Last December, a nineteen-year-old SoundCloud rapper from Atlanta named Lil Nas X released a new track called “Old Town Road.” He tagged the song not as hip-hop, as he had done with his previous work, but as country. Its production featured a trap beat, sure, but so do plenty of songs on country radio. And it may have been more spoken than sung, but so are the talking blues and square dance calls that have been turning up in country music for approximately a century. Besides, its cowboy symbolism, Southern drawl, and banjo-driven instrumental track gave it an unmistakably country-and-western feel, even if the artist’s previous work didn’t belong to that category.

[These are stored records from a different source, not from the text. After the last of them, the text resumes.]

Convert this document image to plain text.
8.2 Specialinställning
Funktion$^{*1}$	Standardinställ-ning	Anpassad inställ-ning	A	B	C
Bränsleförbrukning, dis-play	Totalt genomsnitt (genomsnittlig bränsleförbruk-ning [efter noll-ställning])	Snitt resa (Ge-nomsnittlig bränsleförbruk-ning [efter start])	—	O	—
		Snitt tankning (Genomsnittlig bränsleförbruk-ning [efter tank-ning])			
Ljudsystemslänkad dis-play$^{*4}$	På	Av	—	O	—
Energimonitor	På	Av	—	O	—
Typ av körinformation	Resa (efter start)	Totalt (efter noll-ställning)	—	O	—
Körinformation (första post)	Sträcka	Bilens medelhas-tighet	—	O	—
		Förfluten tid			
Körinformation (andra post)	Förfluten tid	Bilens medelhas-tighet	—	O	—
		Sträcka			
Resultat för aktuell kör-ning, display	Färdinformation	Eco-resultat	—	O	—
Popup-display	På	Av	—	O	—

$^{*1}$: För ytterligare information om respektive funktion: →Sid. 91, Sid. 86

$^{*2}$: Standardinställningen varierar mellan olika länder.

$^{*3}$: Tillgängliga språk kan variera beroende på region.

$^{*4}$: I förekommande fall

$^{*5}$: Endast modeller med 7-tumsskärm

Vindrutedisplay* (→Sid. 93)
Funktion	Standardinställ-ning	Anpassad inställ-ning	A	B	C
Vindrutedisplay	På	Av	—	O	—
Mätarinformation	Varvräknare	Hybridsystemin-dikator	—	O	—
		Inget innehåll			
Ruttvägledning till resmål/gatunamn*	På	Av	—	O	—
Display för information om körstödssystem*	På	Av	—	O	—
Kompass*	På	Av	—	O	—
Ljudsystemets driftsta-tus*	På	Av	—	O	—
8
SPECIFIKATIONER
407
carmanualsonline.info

This unassuming novelty tune became a viral success on the video platform TikTok, eventually debuting simultaneously on the Billboard Hot 100, Hot Country Songs, and Hot R&B / Hip-Hop charts when it was released as a single in March 2019. But then Billboard intervened, removing it from the country charts. In a statement to Rolling Stone, the editors explained:
Upon further review, it was determined that “Old Town Road” by Lil Nas X does not currently merit inclusion on Billboard’s country charts. When determining genres, a few factors are examined, but first and foremost is musical composition. While “Old Town Road” incorporates references to country and cowboy imagery, it does not embrace enough elements of today’s country music to chart in its current version.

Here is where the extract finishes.